John Koetsier: Which is a fraction of what most shoes cost these days, if you’re running in them or using them for something you’re spending easily $100 to $250 a shoe, maybe more. I’m probably, [laughing] there’s probably somebody going out there, “My shoes are $500!” and that’s probably true.

Quin Sandler: I was going to say, I think I have like a $300 pair. So yeah, they’re very expensive. 

John Koetsier: Exactly. That is super interesting because I tend to think that we’re going to have some kind of medical, maybe health and wellness AI, that you know is going to follow us around. We have data coming from our watches. We have data coming from our smart rings. And then we have data coming from our shoes, other places in our clothing, maybe a pair of glasses we’re wearing. You’ve got AirPods in. 

Quin Sandler: CGMs, you know, people measuring their glucose, their lactate, like…

John Koetsier: Yes.

Quin Sandler: It’s the datafication of the human being. 

John Koetsier: Interesting. Interesting. Well, love it. Probably going to try it. That is not an endorsement… I haven’t tried it right now and you’re not paying me anything, just so anybody knows, but I probably will try it and give it a shot and see how it goes. You’ve already kind of answered this, but you’ve answered it in an industry-specific way, you know, you see this being embedded in every shoe. Where do you see your company in five years? Your technology. 
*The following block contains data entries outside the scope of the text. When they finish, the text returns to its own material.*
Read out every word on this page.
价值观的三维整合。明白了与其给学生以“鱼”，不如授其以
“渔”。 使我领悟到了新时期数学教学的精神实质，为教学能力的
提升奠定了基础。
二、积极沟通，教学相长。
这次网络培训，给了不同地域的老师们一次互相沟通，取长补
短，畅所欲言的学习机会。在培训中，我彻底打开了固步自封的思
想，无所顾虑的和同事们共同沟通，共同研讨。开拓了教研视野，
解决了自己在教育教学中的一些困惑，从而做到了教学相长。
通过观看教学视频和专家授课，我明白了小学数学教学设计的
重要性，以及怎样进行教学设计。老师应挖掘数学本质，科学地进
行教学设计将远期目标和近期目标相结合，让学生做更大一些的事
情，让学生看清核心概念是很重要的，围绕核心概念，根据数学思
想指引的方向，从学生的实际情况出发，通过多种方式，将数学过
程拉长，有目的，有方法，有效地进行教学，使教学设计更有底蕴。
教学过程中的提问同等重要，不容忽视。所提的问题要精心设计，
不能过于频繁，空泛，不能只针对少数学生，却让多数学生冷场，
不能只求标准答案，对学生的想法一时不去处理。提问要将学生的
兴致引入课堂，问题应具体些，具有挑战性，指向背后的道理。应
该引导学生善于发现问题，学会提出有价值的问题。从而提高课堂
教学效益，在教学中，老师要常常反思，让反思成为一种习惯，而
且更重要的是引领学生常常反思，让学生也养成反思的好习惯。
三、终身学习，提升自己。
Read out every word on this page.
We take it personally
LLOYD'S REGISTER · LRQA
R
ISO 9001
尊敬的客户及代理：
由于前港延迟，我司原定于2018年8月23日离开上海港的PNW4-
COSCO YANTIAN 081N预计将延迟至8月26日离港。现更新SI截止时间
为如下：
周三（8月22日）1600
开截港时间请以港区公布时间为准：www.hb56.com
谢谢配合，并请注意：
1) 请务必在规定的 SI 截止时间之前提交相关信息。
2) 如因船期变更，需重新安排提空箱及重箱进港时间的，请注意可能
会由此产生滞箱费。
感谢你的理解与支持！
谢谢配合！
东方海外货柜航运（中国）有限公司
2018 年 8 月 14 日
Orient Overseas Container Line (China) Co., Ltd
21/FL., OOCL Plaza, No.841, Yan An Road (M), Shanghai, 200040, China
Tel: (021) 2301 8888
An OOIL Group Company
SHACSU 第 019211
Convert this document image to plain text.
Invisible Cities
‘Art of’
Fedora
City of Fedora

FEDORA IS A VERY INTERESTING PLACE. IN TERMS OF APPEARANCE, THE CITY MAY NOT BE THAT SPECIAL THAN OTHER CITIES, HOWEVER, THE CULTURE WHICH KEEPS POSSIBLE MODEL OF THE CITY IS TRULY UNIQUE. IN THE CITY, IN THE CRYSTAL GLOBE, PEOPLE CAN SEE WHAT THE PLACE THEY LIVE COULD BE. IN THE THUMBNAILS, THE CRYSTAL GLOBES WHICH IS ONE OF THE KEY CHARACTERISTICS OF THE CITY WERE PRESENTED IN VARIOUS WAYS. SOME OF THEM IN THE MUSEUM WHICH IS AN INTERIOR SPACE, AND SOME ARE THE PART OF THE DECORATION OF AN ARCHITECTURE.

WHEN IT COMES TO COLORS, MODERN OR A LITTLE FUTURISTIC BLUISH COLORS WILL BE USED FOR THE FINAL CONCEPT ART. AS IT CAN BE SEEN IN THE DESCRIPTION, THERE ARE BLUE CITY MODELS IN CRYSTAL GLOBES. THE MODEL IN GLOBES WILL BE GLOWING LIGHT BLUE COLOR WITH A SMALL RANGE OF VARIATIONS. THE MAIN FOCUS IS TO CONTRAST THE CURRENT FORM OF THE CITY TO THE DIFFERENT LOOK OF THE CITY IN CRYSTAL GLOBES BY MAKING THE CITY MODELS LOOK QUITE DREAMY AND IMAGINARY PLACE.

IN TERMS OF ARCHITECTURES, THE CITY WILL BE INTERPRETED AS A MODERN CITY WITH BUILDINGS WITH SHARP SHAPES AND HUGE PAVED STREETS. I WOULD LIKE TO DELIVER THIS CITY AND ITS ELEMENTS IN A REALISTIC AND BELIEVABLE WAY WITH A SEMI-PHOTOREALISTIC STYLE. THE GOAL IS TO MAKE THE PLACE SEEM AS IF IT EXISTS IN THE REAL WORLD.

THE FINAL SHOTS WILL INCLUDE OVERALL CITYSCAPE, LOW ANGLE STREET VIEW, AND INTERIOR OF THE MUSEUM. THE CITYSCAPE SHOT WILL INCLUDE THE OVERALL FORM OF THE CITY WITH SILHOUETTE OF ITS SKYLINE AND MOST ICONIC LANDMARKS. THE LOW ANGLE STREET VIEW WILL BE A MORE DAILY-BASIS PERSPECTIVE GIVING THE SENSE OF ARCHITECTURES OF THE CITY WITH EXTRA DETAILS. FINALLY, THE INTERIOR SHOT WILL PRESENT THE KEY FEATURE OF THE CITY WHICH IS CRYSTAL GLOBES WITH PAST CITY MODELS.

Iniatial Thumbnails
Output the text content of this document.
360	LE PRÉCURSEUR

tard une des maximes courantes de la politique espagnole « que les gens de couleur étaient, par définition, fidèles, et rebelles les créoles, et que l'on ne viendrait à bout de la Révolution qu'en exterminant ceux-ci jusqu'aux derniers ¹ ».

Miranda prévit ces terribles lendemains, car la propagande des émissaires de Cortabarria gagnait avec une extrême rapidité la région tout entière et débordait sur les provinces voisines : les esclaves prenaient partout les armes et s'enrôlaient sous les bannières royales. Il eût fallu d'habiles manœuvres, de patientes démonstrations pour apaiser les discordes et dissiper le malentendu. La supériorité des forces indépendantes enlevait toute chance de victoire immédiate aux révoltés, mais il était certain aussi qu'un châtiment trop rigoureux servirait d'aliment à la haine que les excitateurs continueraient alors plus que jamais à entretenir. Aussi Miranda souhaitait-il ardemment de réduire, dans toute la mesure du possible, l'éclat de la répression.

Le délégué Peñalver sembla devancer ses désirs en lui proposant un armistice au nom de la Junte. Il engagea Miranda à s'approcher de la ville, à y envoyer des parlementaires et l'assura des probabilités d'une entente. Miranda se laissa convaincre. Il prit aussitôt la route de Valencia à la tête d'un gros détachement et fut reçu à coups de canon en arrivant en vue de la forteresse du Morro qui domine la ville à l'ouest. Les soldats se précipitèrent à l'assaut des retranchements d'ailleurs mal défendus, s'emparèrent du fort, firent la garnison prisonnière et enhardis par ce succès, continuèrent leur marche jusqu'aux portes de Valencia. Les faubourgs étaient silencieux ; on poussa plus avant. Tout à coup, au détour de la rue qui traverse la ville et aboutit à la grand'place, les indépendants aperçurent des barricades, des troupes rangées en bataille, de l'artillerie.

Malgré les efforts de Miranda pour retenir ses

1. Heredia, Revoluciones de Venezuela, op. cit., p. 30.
Quin Sandler: That’s a good question. I think, so, the embedded shoe part is just the hardware component. I think you actually just touched upon it and I agree, I believe we’re moving very rapidly into this world of personalized wellness, health care, fitness, performance. I think this idea of comparing a human being to another human being is a very old age way of looking at everything. I think what’s going to happen here and where we feel like we’re going is really building the infrastructure to monitor the complexity of how a human being moves, and based on their goals, developing insights and recommendations and interventions with a possible human in the loop to really drive better outcomes. Whether, again, that’s performance, or recovery, or injury prevention. So, I feel like we’re building and where we want to go in the next five years is being the backbone for that world around the lens of biomechanics and movement, which really appeals to the quarter of the population that deal with musculoskeletal issues.

And I feel like that’s where we’re going, almost this like operating system for movement health that can be embedded in shoes. We could monetize that data. We could build predictive analytics around outcomes with different diseases like Parkinson’s, the progressions, the regressions. It’s the data set and what we can do with that, I think, in the next four to five years, that becomes really, really exciting.

John Koetsier: I love talking to somebody who, when they’re speaking, my eyes kind of go up because they’ve triggered a thought [laughing]. And you kind of said it there, I mean, we see that we have car OSs, we see that we have the emergence of home OSs. Obviously we have operating systems on our mobile devices, on our laptops and computers. A human OS that captures all the data from all the smart things that we’re wearing, that we’re putting on our face, putting inside our bodies, whatever that might be, is clearly somewhere in the future as well, and I’m excited by the future. 

Quin Sandler: Me too.

John Koetsier: Thank you so much, Quin. This has been a lot of fun. 

Quin Sandler: It’s a pleasure. Thanks for having me.